Dadaku sesak. Ingin rasanya aku berteriak. “Tidak bisakah kalian melihatku bahagia?” kataku dengan suara tertekan. Aku berusaha mengontrolnya, namun emosiku yang meluap-luap menghalanginya.
“Bahagia?” Okaa-sama bertanya tak percaya. “Satu-satunya cara yang dapat kami lakukan sebagai orangtua adalah membantumu untuk menjadi dokter, Kuroba. Ojii-sama[3] dan beberapa pamanmu yang lain adalah dokter, itu sudah turun temurun. Atau bahkan kamu ingin mencari istri seorang dokter seperti Okaa-sama ini, suatu saat nanti?” Seulas senyum di wajah Okaa-sama terkesan … meremehkan.
“Sedari kecil, kamu sudah ditakdirkan untuk menjadi dokter, Kuroba,” timpal Otou-sama. “Jalani saja dan lupakan alat musikmu yang mengganggu itu. Buang-buang waktu saja.”

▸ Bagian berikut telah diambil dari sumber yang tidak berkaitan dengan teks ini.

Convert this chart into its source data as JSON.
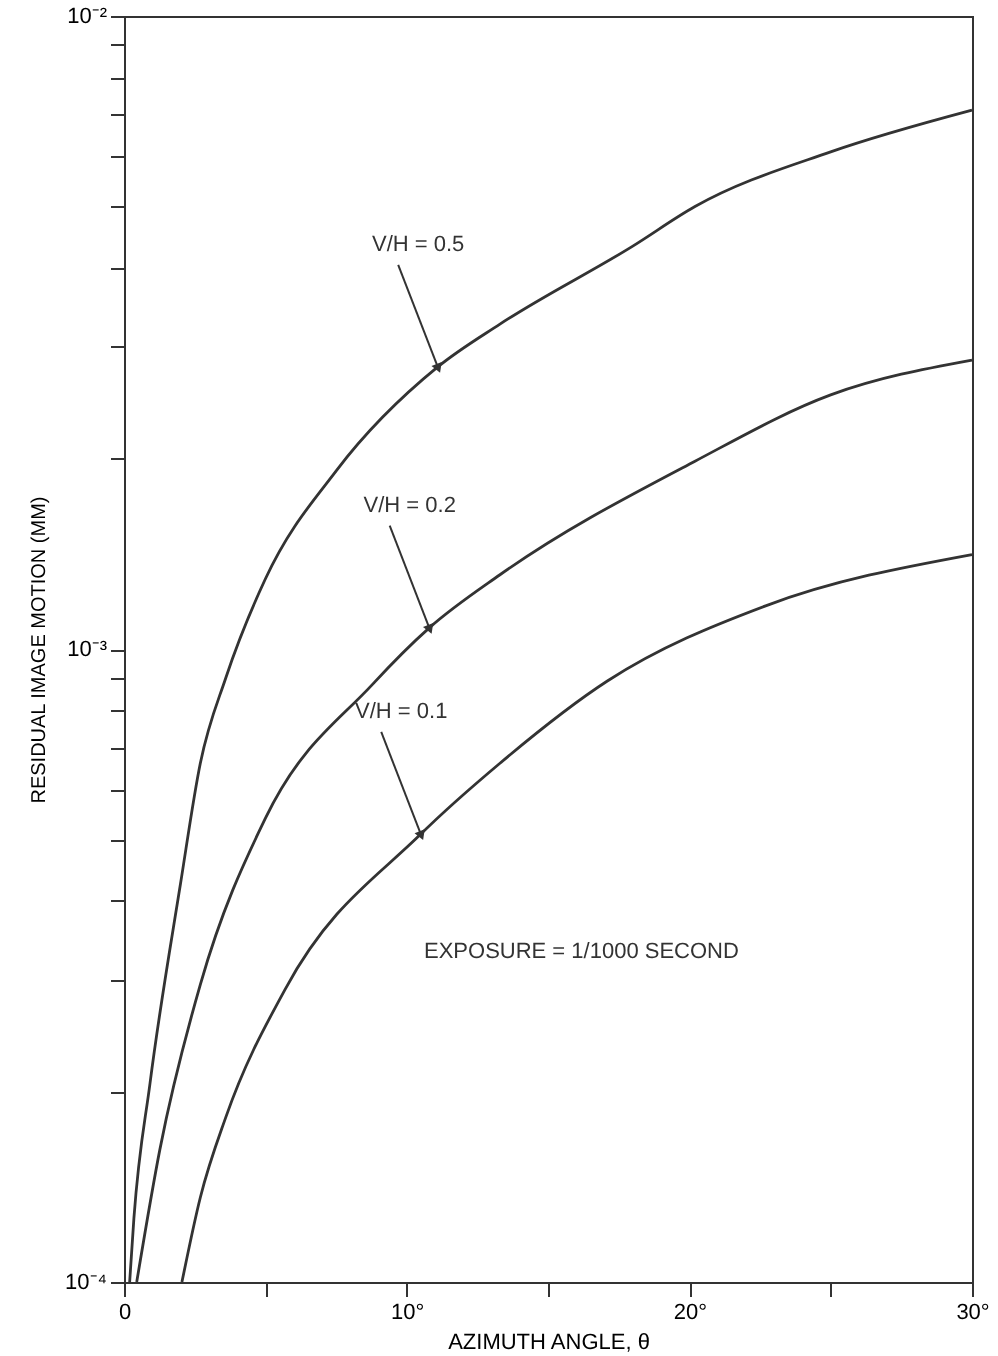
{
  "chart_data": {
    "type": "line",
    "xlabel": "AZIMUTH ANGLE, θ",
    "ylabel": "RESIDUAL IMAGE MOTION (MM)",
    "log": "y",
    "xlim": [
      0,
      30
    ],
    "ylim": [
      0.0001,
      0.01
    ],
    "xticks": [
      {
        "value": 0,
        "label": "0"
      },
      {
        "value": 5,
        "label": null
      },
      {
        "value": 10,
        "label": "10°"
      },
      {
        "value": 15,
        "label": null
      },
      {
        "value": 20,
        "label": "20°"
      },
      {
        "value": 25,
        "label": null
      },
      {
        "value": 30,
        "label": "30°"
      }
    ],
    "yticks": [
      {
        "value": 0.0001,
        "label": "10⁻⁴"
      },
      {
        "value": 0.0002,
        "label": null
      },
      {
        "value": 0.0003,
        "label": null
      },
      {
        "value": 0.0004,
        "label": null
      },
      {
        "value": 0.0005,
        "label": null
      },
      {
        "value": 0.0006,
        "label": null
      },
      {
        "value": 0.0007,
        "label": null
      },
      {
        "value": 0.0008,
        "label": null
      },
      {
        "value": 0.0009,
        "label": null
      },
      {
        "value": 0.001,
        "label": "10⁻³"
      },
      {
        "value": 0.002,
        "label": null
      },
      {
        "value": 0.003,
        "label": null
      },
      {
        "value": 0.004,
        "label": null
      },
      {
        "value": 0.005,
        "label": null
      },
      {
        "value": 0.006,
        "label": null
      },
      {
        "value": 0.007,
        "label": null
      },
      {
        "value": 0.008,
        "label": null
      },
      {
        "value": 0.009,
        "label": null
      },
      {
        "value": 0.01,
        "label": "10⁻²"
      }
    ],
    "grid": false,
    "marker": "none",
    "line_style": "solid",
    "series": [
      {
        "color": "#333333",
        "x": [
          0.2,
          0.35,
          0.92,
          2.0,
          2.7,
          3.6,
          5,
          7.5,
          11.1,
          13.3,
          18,
          20.2,
          25,
          30
        ],
        "values": [
          0.0001,
          0.000126,
          0.000206,
          0.000426,
          0.00066,
          0.0009,
          0.00129,
          0.00191,
          0.00279,
          0.00326,
          0.00433,
          0.005,
          0.0061,
          0.0071
        ]
      },
      {
        "color": "#333333",
        "x": [
          0.45,
          1.27,
          2.7,
          5,
          8.8,
          10.8,
          13.3,
          20.2,
          25,
          30
        ],
        "values": [
          0.0001,
          0.000162,
          0.000295,
          0.00054,
          0.00088,
          0.00108,
          0.00131,
          0.00198,
          0.00252,
          0.00286
        ]
      },
      {
        "color": "#333333",
        "x": [
          2.05,
          2.7,
          3.6,
          5.7,
          10.5,
          13.3,
          17.1,
          22.7,
          30
        ],
        "values": [
          0.0001,
          0.000136,
          0.000182,
          0.00029,
          0.00051,
          0.00066,
          0.00089,
          0.00117,
          0.00141
        ]
      }
    ],
    "annotations": [
      {
        "text": "V/H = 0.5",
        "x": 11.1,
        "y": 0.00279
      },
      {
        "text": "V/H = 0.2",
        "x": 10.8,
        "y": 0.00108
      },
      {
        "text": "V/H = 0.1",
        "x": 10.5,
        "y": 0.00051
      },
      "EXPOSURE = 1/1000 SECOND"
    ]
  }
}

Tanpa sadar, tanganku mengepal. Seharusnya aku tahu hal itu mustahil terjadi—maksudku, menjalani pendidikan sesuai minat. Apakah aku tidak boleh sedikit saja merasakan bermain musik dengan tenang? Tidak bolehkah aku mengejar mimpiku?
“Gouchisousama deshita[4].” Aku berdiri tegap, lantas meninggalkan ruang makan. Kedua orangtuaku hanya sedikit melirik, kemudian kembali melaksanakan aktivitasnya. Aku melangkah menuju kamarku di lantai dua. Meninggalkan ruangan yang menyesakkan dada.
Gejolak dalam diriku segera kusalurkan dengan memetik gitar secara diam-diam.
###
Angin berembus membelai rambut dan wajahku. Hal itu membuatku terserang rasa kantuk. Ingin rasanya cepat pulang. Klub musik tidak ada kegiatan hari ini, jadi aku akan pulang dan pergi ke suatu tempat—sebuah tempat rahasia, kamu akan kutunjukkan nanti—dan bermain alat musik sepuasnya di sana.
Bel berbunyi. Abe-sensei, guru sejarah yang seperti kura-kura itu pun meninggalkan kelas. Saatnya pergantian pelajaran. Aku membenamkan kepalaku dalam kedua tangan, sedikit menenangkan isi kepalaku yang penuh.
“Yo!” Pundakku ditepuk dengan keras. Tanpa menoleh pun aku tahu siapa pelakunya—Yori, seorang sahabatku yang juga anggota klub musik. “Lesu sekali kamu hari ini, seperti mayat hidup saja,” katanya meledekku.
Aku menggeram pelan. Suaranya persis mobil tua mogok yang dipaksa berjalan. “Biar saja,” balasku. “Aku hanya kurang tidur.”